と、ここまで書いてみて何か最近、よく似たような出来事が起こっているような気がするのは、単なる思い過ごしじゃろうか?



◆その170
 「ハンティング」

 先日近くの公園を散歩していたときのこと。
 近づいてきた女性2人づれの1人が、いきなり大きな声で「あれ。そっくりだ。もしかして…」とこの翁に声をかけてくるではないか。

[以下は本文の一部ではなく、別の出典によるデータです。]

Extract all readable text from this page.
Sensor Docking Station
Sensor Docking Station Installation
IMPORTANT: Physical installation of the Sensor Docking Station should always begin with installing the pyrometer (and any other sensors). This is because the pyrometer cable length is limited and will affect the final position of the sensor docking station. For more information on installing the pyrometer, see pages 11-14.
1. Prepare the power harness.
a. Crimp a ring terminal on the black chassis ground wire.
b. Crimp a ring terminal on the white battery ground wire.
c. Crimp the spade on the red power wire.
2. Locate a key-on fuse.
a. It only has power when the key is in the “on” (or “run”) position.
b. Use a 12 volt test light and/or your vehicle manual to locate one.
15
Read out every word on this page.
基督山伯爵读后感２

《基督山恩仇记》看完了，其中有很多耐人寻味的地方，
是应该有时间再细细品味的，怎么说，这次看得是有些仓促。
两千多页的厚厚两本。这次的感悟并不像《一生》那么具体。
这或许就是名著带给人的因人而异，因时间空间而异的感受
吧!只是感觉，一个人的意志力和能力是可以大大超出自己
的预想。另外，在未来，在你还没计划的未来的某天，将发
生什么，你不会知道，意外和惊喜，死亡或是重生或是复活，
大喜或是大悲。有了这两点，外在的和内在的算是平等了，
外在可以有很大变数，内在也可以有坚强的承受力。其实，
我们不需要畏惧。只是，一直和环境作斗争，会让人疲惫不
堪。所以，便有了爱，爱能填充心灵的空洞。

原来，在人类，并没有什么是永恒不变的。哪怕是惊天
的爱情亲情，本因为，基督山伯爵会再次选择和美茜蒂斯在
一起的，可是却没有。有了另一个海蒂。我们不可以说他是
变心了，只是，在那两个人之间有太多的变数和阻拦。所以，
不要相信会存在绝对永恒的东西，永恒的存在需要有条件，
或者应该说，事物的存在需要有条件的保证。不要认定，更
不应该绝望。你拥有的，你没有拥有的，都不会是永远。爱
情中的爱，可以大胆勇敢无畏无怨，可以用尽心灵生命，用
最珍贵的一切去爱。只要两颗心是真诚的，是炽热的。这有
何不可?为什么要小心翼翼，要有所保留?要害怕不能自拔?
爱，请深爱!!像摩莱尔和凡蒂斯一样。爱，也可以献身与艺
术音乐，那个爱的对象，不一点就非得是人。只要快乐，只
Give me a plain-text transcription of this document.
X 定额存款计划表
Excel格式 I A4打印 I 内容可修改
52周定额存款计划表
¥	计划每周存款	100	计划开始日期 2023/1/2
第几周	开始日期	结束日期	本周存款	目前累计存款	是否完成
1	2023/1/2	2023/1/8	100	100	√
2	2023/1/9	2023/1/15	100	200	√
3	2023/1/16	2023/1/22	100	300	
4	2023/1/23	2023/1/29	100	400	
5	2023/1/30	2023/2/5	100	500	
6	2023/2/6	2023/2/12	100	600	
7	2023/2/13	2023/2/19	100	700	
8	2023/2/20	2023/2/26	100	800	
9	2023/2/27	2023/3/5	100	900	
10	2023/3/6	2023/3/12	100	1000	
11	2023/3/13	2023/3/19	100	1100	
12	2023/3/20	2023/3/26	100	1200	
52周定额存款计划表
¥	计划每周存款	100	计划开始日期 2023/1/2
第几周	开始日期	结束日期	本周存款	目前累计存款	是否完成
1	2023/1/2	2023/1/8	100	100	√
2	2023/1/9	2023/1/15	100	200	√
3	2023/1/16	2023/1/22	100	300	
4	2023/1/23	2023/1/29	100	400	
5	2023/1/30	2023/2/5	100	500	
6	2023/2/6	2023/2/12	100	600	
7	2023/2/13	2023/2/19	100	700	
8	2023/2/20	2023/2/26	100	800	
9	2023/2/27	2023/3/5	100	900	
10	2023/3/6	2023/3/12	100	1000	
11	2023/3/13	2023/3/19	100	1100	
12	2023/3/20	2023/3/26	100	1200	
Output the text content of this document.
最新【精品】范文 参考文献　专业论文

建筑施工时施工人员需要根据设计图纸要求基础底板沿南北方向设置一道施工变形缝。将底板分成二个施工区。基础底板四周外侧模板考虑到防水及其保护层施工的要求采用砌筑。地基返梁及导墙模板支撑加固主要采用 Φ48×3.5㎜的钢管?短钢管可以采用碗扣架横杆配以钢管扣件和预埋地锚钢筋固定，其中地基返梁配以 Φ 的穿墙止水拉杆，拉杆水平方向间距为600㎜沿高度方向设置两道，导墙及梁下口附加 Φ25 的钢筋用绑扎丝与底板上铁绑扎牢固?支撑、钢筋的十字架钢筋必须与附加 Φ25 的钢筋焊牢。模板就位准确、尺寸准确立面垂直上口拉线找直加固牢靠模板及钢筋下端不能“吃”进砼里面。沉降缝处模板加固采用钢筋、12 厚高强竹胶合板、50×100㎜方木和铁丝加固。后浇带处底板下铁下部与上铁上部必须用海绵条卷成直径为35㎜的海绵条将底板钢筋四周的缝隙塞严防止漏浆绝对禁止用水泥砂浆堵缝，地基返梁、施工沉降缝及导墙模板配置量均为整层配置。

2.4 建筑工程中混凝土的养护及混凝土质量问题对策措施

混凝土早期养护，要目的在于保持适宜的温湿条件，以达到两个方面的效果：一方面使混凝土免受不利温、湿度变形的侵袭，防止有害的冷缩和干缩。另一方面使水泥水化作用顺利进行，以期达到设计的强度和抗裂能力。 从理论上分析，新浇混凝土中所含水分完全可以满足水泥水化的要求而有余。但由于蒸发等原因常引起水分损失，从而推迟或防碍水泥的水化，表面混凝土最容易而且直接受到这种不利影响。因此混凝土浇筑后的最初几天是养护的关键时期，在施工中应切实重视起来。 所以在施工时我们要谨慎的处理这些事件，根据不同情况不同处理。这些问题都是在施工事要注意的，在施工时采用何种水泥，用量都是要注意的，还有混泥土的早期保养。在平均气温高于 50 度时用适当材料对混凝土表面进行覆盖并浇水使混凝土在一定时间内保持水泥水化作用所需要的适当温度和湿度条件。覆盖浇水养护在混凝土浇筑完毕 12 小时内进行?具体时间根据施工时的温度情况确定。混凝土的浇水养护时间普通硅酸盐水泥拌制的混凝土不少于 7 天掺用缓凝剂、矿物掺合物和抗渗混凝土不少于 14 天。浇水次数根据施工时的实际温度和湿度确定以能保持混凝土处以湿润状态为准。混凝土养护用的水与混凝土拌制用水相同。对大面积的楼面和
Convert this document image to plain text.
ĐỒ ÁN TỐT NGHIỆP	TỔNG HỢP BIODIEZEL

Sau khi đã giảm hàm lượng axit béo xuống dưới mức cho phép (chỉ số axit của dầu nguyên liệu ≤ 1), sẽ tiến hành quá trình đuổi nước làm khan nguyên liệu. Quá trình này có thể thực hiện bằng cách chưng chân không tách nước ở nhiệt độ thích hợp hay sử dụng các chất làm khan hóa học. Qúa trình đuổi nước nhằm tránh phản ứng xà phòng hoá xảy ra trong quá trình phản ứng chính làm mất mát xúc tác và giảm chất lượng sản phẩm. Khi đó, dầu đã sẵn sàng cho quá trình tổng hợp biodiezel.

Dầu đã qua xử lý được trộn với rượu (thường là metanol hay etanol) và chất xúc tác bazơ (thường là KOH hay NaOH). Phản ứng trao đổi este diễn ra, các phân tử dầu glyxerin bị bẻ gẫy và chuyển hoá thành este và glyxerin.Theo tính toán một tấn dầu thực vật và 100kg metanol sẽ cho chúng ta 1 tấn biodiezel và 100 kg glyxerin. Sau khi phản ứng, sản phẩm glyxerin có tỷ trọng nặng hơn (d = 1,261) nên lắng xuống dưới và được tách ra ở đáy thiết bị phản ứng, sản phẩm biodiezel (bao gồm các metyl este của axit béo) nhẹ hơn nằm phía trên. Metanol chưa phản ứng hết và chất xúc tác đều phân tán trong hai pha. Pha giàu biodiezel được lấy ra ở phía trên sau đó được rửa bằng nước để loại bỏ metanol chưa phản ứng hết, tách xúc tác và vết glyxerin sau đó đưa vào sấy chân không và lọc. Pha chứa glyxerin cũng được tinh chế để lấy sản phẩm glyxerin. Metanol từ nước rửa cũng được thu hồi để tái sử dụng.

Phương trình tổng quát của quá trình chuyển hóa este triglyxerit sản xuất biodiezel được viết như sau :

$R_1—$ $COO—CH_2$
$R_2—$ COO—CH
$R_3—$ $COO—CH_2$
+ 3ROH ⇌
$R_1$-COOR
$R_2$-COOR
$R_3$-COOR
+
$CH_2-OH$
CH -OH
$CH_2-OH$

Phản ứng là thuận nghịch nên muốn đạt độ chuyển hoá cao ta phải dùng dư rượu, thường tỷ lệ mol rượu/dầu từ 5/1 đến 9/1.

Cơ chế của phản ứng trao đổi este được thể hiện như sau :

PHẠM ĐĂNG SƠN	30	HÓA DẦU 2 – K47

「一体誰にそっくりなのか」と訝りながらも、ほぼ同年代のやせた女性の顔をまじまじと見てみると、なにやら昔中学校の同窓生にそんな女性がいたような気も して、「もしかして△△中学の卒業生ですか?」と返答したところ、「そうではないけれど、もしかすれば私の娘とお宅様のお子様が同級生で、その関係で顔を 覚えているのかしら。ちなみにお子様は今どちらに。お元気でお過ごしですか?」とたたみ掛けてくるではないか。
 その辺りでワシの顔に怪しむ色が浮かんできたのを見て取ったか、女は「実は娘が、大変不幸な境遇にありまして」と切り出し、やおらバッグから「御先祖様を敬う会」とかなんとか書かれた紙切れを取り出したではないか。
 何のことはない、宗教の勧誘だったのじゃ。
「いやいや結構」と立ち去ったが、あのまま話を聞いていたら、「お子様に災いが及ばぬように云々」とか続けたんじゃろ。
 あの爺さんならひっかかるかもしれない、と見くびられたようでしばしの間、癪であったわい。
 それに比べれば、自転車で近づいてきて「チョット、ヨロシイデスカ」と話しかけてくる妙なヘルメットをかぶった二人組の米国人の伝道師がとっても誠実に見えてくるわな。